Addicted to the Internet? You may be vulnerable to anxiety, irritation, and obsessive compulsion
Internet overuse has risen to epidemic proportions and people are becoming vulnerable to many neuropsychiatric dysfunctions, such as irritation, anxiety and obsessive compulsion. Research by a network of doctors, neurobiologists, and scientists termed the internet overuse as similar to drug addiction. The research report says internet overuse has a significant impact on personal and social relations, socio-political environment, and mental and general health of the users.
“Internet overuse has risen to epidemic proportions and a majority of people are now spending a lot of time online — seeking sensible information, and responding to updates and feedbacks. The neural networks of brain assigned to cognitive functions, get constantly irritated by incoming information and evoke mental reactions. The individual, as a result, becomes vulnerable to impulsivity, and loss of working memory,” said the research by Etiologically Elusive Disorders Research Network (EEDRN).

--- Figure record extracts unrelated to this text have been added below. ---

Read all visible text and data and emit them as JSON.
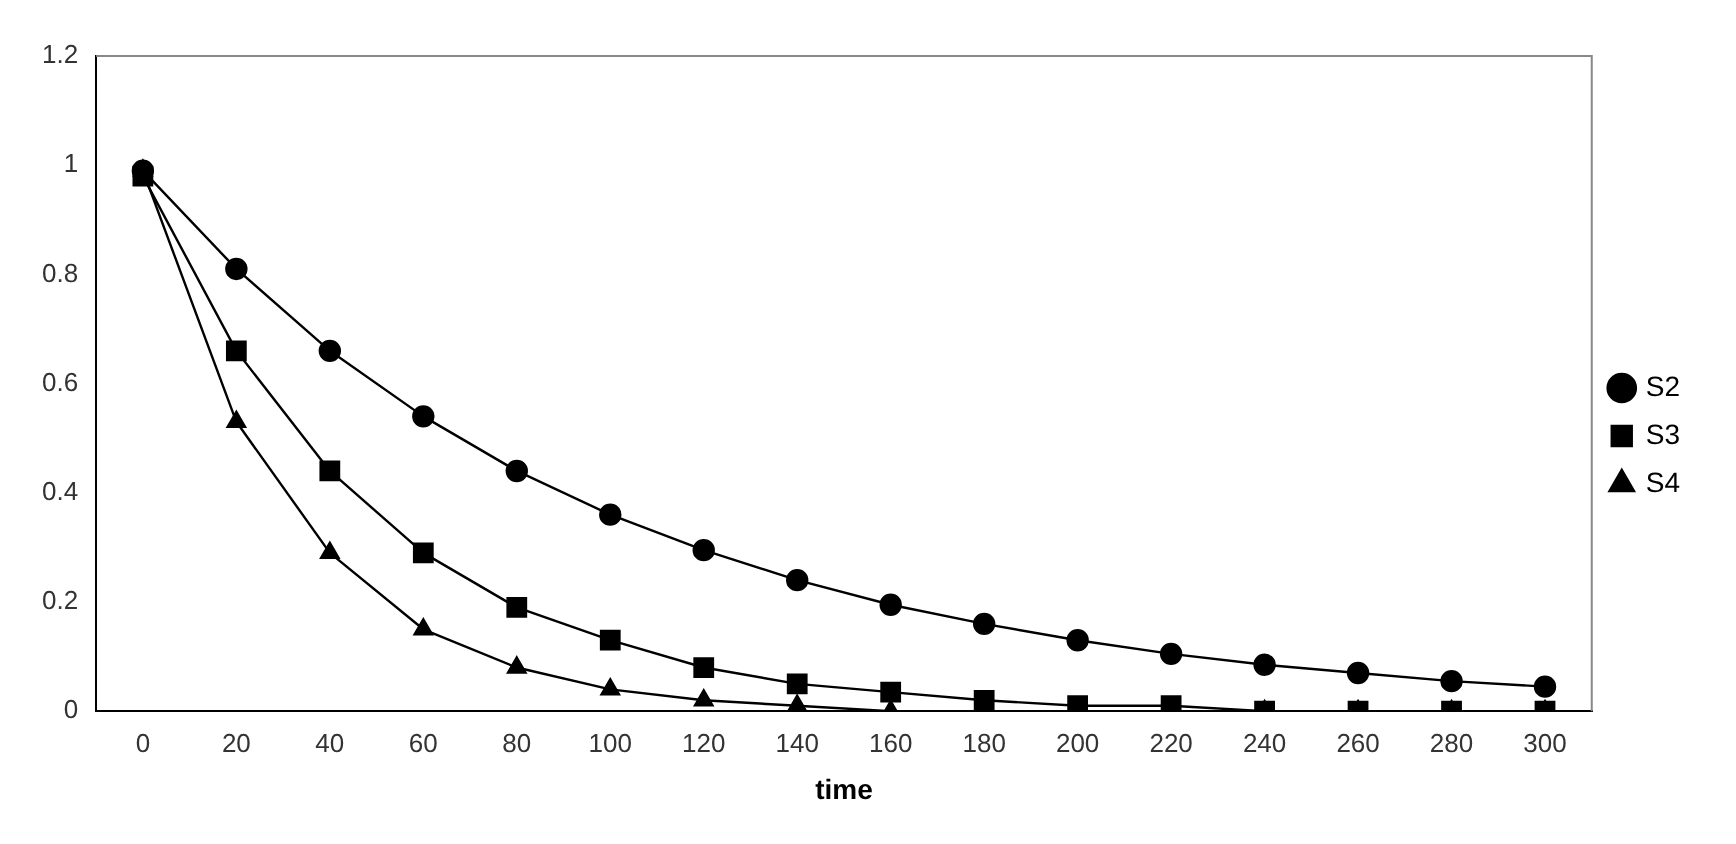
{
  "chart_data": {
    "type": "line",
    "xlabel": "time",
    "categories": [
      "0",
      "20",
      "40",
      "60",
      "80",
      "100",
      "120",
      "140",
      "160",
      "180",
      "200",
      "220",
      "240",
      "260",
      "280",
      "300"
    ],
    "series": [
      {
        "name": "S2",
        "color": "#000000",
        "marker": "circle",
        "values": [
          0.99,
          0.81,
          0.66,
          0.54,
          0.44,
          0.36,
          0.295,
          0.24,
          0.195,
          0.16,
          0.13,
          0.105,
          0.085,
          0.07,
          0.055,
          0.045
        ]
      },
      {
        "name": "S3",
        "color": "#000000",
        "marker": "square",
        "values": [
          0.98,
          0.66,
          0.44,
          0.29,
          0.19,
          0.13,
          0.08,
          0.05,
          0.035,
          0.02,
          0.01,
          0.01,
          0,
          0,
          0,
          0
        ]
      },
      {
        "name": "S4",
        "color": "#000000",
        "marker": "triangle",
        "values": [
          0.99,
          0.53,
          0.29,
          0.15,
          0.08,
          0.04,
          0.02,
          0.01,
          0,
          0,
          0,
          0,
          0,
          0,
          0,
          0
        ]
      }
    ],
    "ylim": [
      0,
      1.2
    ],
    "yticks": [
      0,
      0.2,
      0.4,
      0.6,
      0.8,
      1,
      1.2
    ],
    "grid": false,
    "legend": "right"
  }
}
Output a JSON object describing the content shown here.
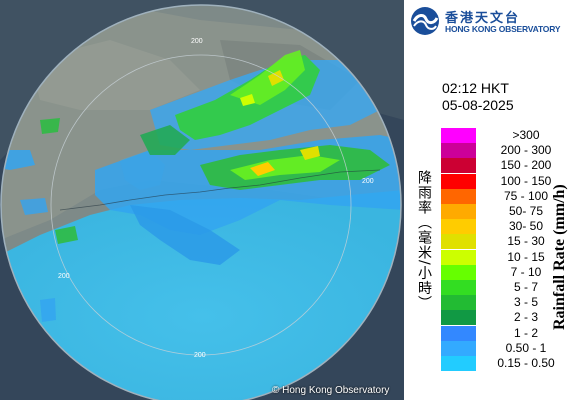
{
  "observation": {
    "time": "02:12 HKT",
    "date": "05-08-2025"
  },
  "logo": {
    "name_cn": "香港天文台",
    "name_en": "HONG KONG OBSERVATORY"
  },
  "legend": {
    "unit_cn": "降雨率（毫米/小時）",
    "unit_en": "Rainfall Rate (mm/h)",
    "entries": [
      {
        "label": ">300",
        "color": "#ff00ff"
      },
      {
        "label": "200 - 300",
        "color": "#cc0099"
      },
      {
        "label": "150 - 200",
        "color": "#cc0033"
      },
      {
        "label": "100 - 150",
        "color": "#ff0000"
      },
      {
        "label": "75 - 100",
        "color": "#ff6600"
      },
      {
        "label": "50- 75",
        "color": "#ffaa00"
      },
      {
        "label": "30- 50",
        "color": "#ffcc00"
      },
      {
        "label": "15 - 30",
        "color": "#e0e000"
      },
      {
        "label": "10 - 15",
        "color": "#ccff00"
      },
      {
        "label": "7 - 10",
        "color": "#66ff00"
      },
      {
        "label": "5 - 7",
        "color": "#33dd22"
      },
      {
        "label": "3 - 5",
        "color": "#22bb33"
      },
      {
        "label": "2 - 3",
        "color": "#119944"
      },
      {
        "label": "1 - 2",
        "color": "#3388ff"
      },
      {
        "label": "0.50 - 1",
        "color": "#33aaff"
      },
      {
        "label": "0.15 - 0.50",
        "color": "#22ccff"
      }
    ]
  },
  "map": {
    "range_labels": [
      "200",
      "200",
      "200",
      "200"
    ],
    "copyright": "© Hong Kong Observatory"
  }
}
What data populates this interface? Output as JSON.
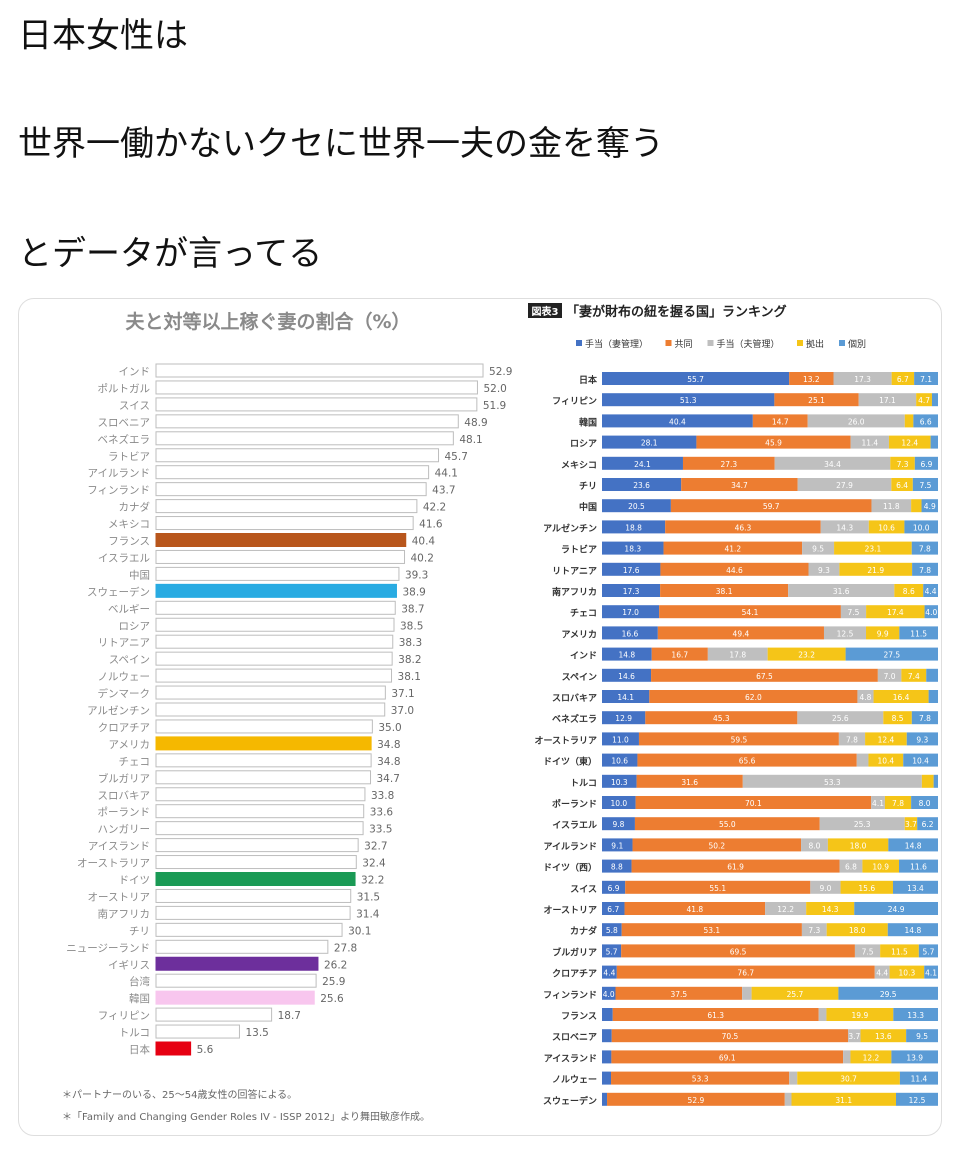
{
  "post": {
    "lines": [
      "日本女性は",
      "世界一働かないクセに世界一夫の金を奪う",
      "とデータが言ってる"
    ]
  },
  "chart_data": [
    {
      "type": "bar",
      "orientation": "horizontal",
      "title": "夫と対等以上稼ぐ妻の割合（%）",
      "xlim": [
        0,
        55
      ],
      "categories": [
        "インド",
        "ポルトガル",
        "スイス",
        "スロベニア",
        "ベネズエラ",
        "ラトビア",
        "アイルランド",
        "フィンランド",
        "カナダ",
        "メキシコ",
        "フランス",
        "イスラエル",
        "中国",
        "スウェーデン",
        "ベルギー",
        "ロシア",
        "リトアニア",
        "スペイン",
        "ノルウェー",
        "デンマーク",
        "アルゼンチン",
        "クロアチア",
        "アメリカ",
        "チェコ",
        "ブルガリア",
        "スロバキア",
        "ポーランド",
        "ハンガリー",
        "アイスランド",
        "オーストラリア",
        "ドイツ",
        "オーストリア",
        "南アフリカ",
        "チリ",
        "ニュージーランド",
        "イギリス",
        "台湾",
        "韓国",
        "フィリピン",
        "トルコ",
        "日本"
      ],
      "values": [
        52.9,
        52.0,
        51.9,
        48.9,
        48.1,
        45.7,
        44.1,
        43.7,
        42.2,
        41.6,
        40.4,
        40.2,
        39.3,
        38.9,
        38.7,
        38.5,
        38.3,
        38.2,
        38.1,
        37.1,
        37.0,
        35.0,
        34.8,
        34.8,
        34.7,
        33.8,
        33.6,
        33.5,
        32.7,
        32.4,
        32.2,
        31.5,
        31.4,
        30.1,
        27.8,
        26.2,
        25.9,
        25.6,
        18.7,
        13.5,
        5.6
      ],
      "highlights": {
        "フランス": "#b8561c",
        "スウェーデン": "#29abe2",
        "アメリカ": "#f5b800",
        "ドイツ": "#1a9a55",
        "イギリス": "#6d2f9c",
        "韓国": "#f8c6ee",
        "日本": "#e60012"
      },
      "default_fill": "#ffffff",
      "notes": [
        "＊パートナーのいる、25〜54歳女性の回答による。",
        "＊「Family and Changing Gender Roles IV - ISSP 2012」より舞田敏彦作成。"
      ]
    },
    {
      "type": "bar",
      "stacked": true,
      "orientation": "horizontal",
      "badge": "図表3",
      "title": "「妻が財布の紐を握る国」ランキング",
      "xlim": [
        0,
        100
      ],
      "series": [
        {
          "name": "手当（妻管理）",
          "color": "#4472c4"
        },
        {
          "name": "共同",
          "color": "#ed7d31"
        },
        {
          "name": "手当（夫管理）",
          "color": "#bfbfbf"
        },
        {
          "name": "拠出",
          "color": "#f5c518"
        },
        {
          "name": "個別",
          "color": "#5b9bd5"
        }
      ],
      "rows": [
        {
          "country": "日本",
          "values": [
            55.7,
            13.2,
            17.3,
            6.7,
            7.1
          ]
        },
        {
          "country": "フィリピン",
          "values": [
            51.3,
            25.1,
            17.1,
            4.7,
            1.8
          ]
        },
        {
          "country": "韓国",
          "values": [
            40.4,
            14.7,
            26.0,
            2.3,
            6.6
          ]
        },
        {
          "country": "ロシア",
          "values": [
            28.1,
            45.9,
            11.4,
            12.4,
            2.2
          ]
        },
        {
          "country": "メキシコ",
          "values": [
            24.1,
            27.3,
            34.4,
            7.3,
            6.9
          ]
        },
        {
          "country": "チリ",
          "values": [
            23.6,
            34.7,
            27.9,
            6.4,
            7.5
          ]
        },
        {
          "country": "中国",
          "values": [
            20.5,
            59.7,
            11.8,
            3.1,
            4.9
          ]
        },
        {
          "country": "アルゼンチン",
          "values": [
            18.8,
            46.3,
            14.3,
            10.6,
            10.0
          ]
        },
        {
          "country": "ラトビア",
          "values": [
            18.3,
            41.2,
            9.5,
            23.1,
            7.8
          ]
        },
        {
          "country": "リトアニア",
          "values": [
            17.6,
            44.6,
            9.3,
            21.9,
            7.8
          ]
        },
        {
          "country": "南アフリカ",
          "values": [
            17.3,
            38.1,
            31.6,
            8.6,
            4.4
          ]
        },
        {
          "country": "チェコ",
          "values": [
            17.0,
            54.1,
            7.5,
            17.4,
            4.0
          ]
        },
        {
          "country": "アメリカ",
          "values": [
            16.6,
            49.4,
            12.5,
            9.9,
            11.5
          ]
        },
        {
          "country": "インド",
          "values": [
            14.8,
            16.7,
            17.8,
            23.2,
            27.5
          ]
        },
        {
          "country": "スペイン",
          "values": [
            14.6,
            67.5,
            7.0,
            7.4,
            3.5
          ]
        },
        {
          "country": "スロバキア",
          "values": [
            14.1,
            62.0,
            4.8,
            16.4,
            2.8
          ]
        },
        {
          "country": "ベネズエラ",
          "values": [
            12.9,
            45.3,
            25.6,
            8.5,
            7.8
          ]
        },
        {
          "country": "オーストラリア",
          "values": [
            11.0,
            59.5,
            7.8,
            12.4,
            9.3
          ]
        },
        {
          "country": "ドイツ（東）",
          "values": [
            10.6,
            65.6,
            3.5,
            10.4,
            10.4
          ]
        },
        {
          "country": "トルコ",
          "values": [
            10.3,
            31.6,
            53.3,
            3.5,
            1.3
          ]
        },
        {
          "country": "ポーランド",
          "values": [
            10.0,
            70.1,
            4.1,
            7.8,
            8.0
          ]
        },
        {
          "country": "イスラエル",
          "values": [
            9.8,
            55.0,
            25.3,
            3.7,
            6.2
          ]
        },
        {
          "country": "アイルランド",
          "values": [
            9.1,
            50.2,
            8.0,
            18.0,
            14.8
          ]
        },
        {
          "country": "ドイツ（西）",
          "values": [
            8.8,
            61.9,
            6.8,
            10.9,
            11.6
          ]
        },
        {
          "country": "スイス",
          "values": [
            6.9,
            55.1,
            9.0,
            15.6,
            13.4
          ]
        },
        {
          "country": "オーストリア",
          "values": [
            6.7,
            41.8,
            12.2,
            14.3,
            24.9
          ]
        },
        {
          "country": "カナダ",
          "values": [
            5.8,
            53.1,
            7.3,
            18.0,
            14.8
          ]
        },
        {
          "country": "ブルガリア",
          "values": [
            5.7,
            69.5,
            7.5,
            11.5,
            5.7
          ]
        },
        {
          "country": "クロアチア",
          "values": [
            4.4,
            76.7,
            4.4,
            10.3,
            4.1
          ]
        },
        {
          "country": "フィンランド",
          "values": [
            4.0,
            37.5,
            2.8,
            25.7,
            29.5
          ]
        },
        {
          "country": "フランス",
          "values": [
            3.2,
            61.3,
            2.3,
            19.9,
            13.3
          ]
        },
        {
          "country": "スロベニア",
          "values": [
            2.9,
            70.5,
            3.7,
            13.6,
            9.5
          ]
        },
        {
          "country": "アイスランド",
          "values": [
            2.8,
            69.1,
            2.2,
            12.2,
            13.9
          ]
        },
        {
          "country": "ノルウェー",
          "values": [
            2.7,
            53.3,
            2.4,
            30.7,
            11.4
          ]
        },
        {
          "country": "スウェーデン",
          "values": [
            1.5,
            52.9,
            2.0,
            31.1,
            12.5
          ]
        }
      ]
    }
  ]
}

The EEDRN is an umbrella body of doctors and neuro scientists from reputed medical/research institutes of India including All India Institute of Medical Sciences, New Delhi, National Brain Research Centre, Haryana, and Ambedkar Centre for Biomedical Research, Delhi. According to the paper published by this network in international journal Current Psychiatry Reviews, internet overuse has addictive influences, and its accumulating effects may lead to stress manifesting as neurocognitive dysfunction.
The gist of their research — based on empirical analysis of peer reviewed literature — explains the representative signs and symptoms, brain regions involved and plausible mechanism of consequent neurocognitive dysfunctions due to internet overuse.
Lead investigators of this research Ashutosh Kumar and Muneeb Faiq, say that the brain is a perpetually information-seeking organ. Ceaseless expectation of seemingly rewarding information provided by internet, especially social networking sites, hijacks its reward system thereby inducing a compulsive internet overuse and a liking for staying constantly online. They expressed the apprehension that the problem goes beyond geographical boundaries and, if ignored, may mushroom as a “disease of human civilization”.
Vikas Pareek, a senior PhD scholar and co-author of the article, said: “Internet overuse pathology implicates key brain regions involved in cognitive regulation such as prefrontal cortex decision making, hippocampus — memory and basal ganglia or striatum — habit formation based on reward. It means, internet overuse may have serious effects on learning and social communication in growing up children and teenagers whose brain wiring is still maturing.”